While acknowledging, thankfully, all that RAMSI has done in the Solomon Islands I have long held the view that early intervention on a much smaller scale in 1999 in terms of a right to protect would have saved lives, prevented the collapse of the then SIAC Government, prevented the involvement of the Malaitan Eagle Force and the legitimate Prime Minister captured and held at gun point.

Why do I still hold this view?

I do so because what was occurring in the Solomon Islands at the time I was departing at the end of my contract in July 1999 was leading up to gross and systematic violations of human rights that would offend every precept of common humanity.

Sadly, nobody listened to me and the security situation I had accurately assessed and reported got progressively worse from that time on.
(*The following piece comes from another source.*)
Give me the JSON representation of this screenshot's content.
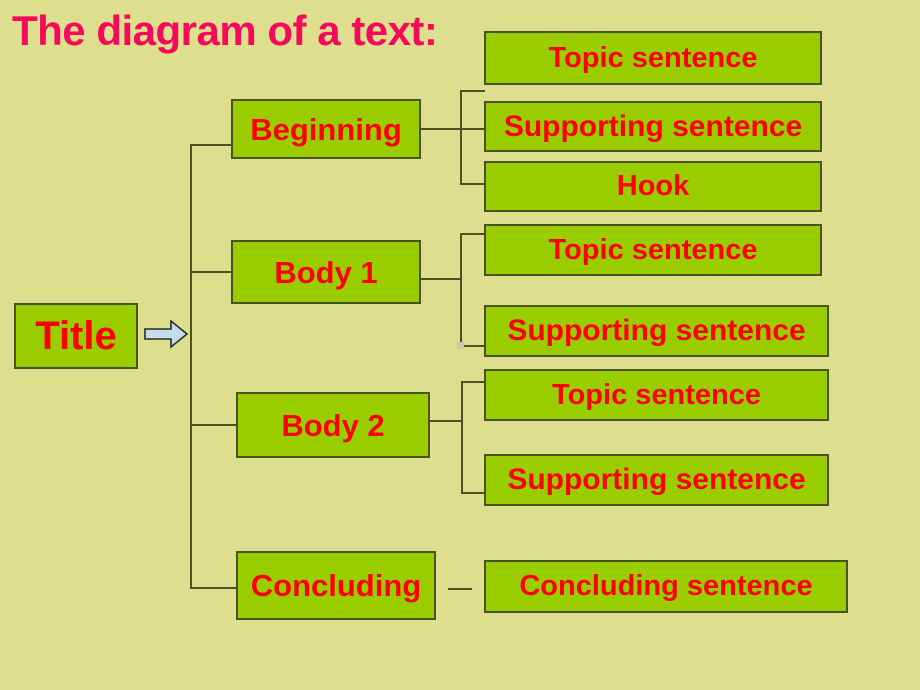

Clearly, in my view, the 9/11 World Trade attack in the United States and followed by the two Bali bombing attacks which saw 88 Australian tourists to Bali killed in terrorist attacks changed Australia’s thinking on its own regional security and prompted RAMSI’s intervention in the Solomon Islands as late as 2003.

It was not until 2005 that the UN unanimously adopted a Responsibility to Protect a political commitment, articulated in paragraphs 138-139 of the 2005 World Summit Outcome Document.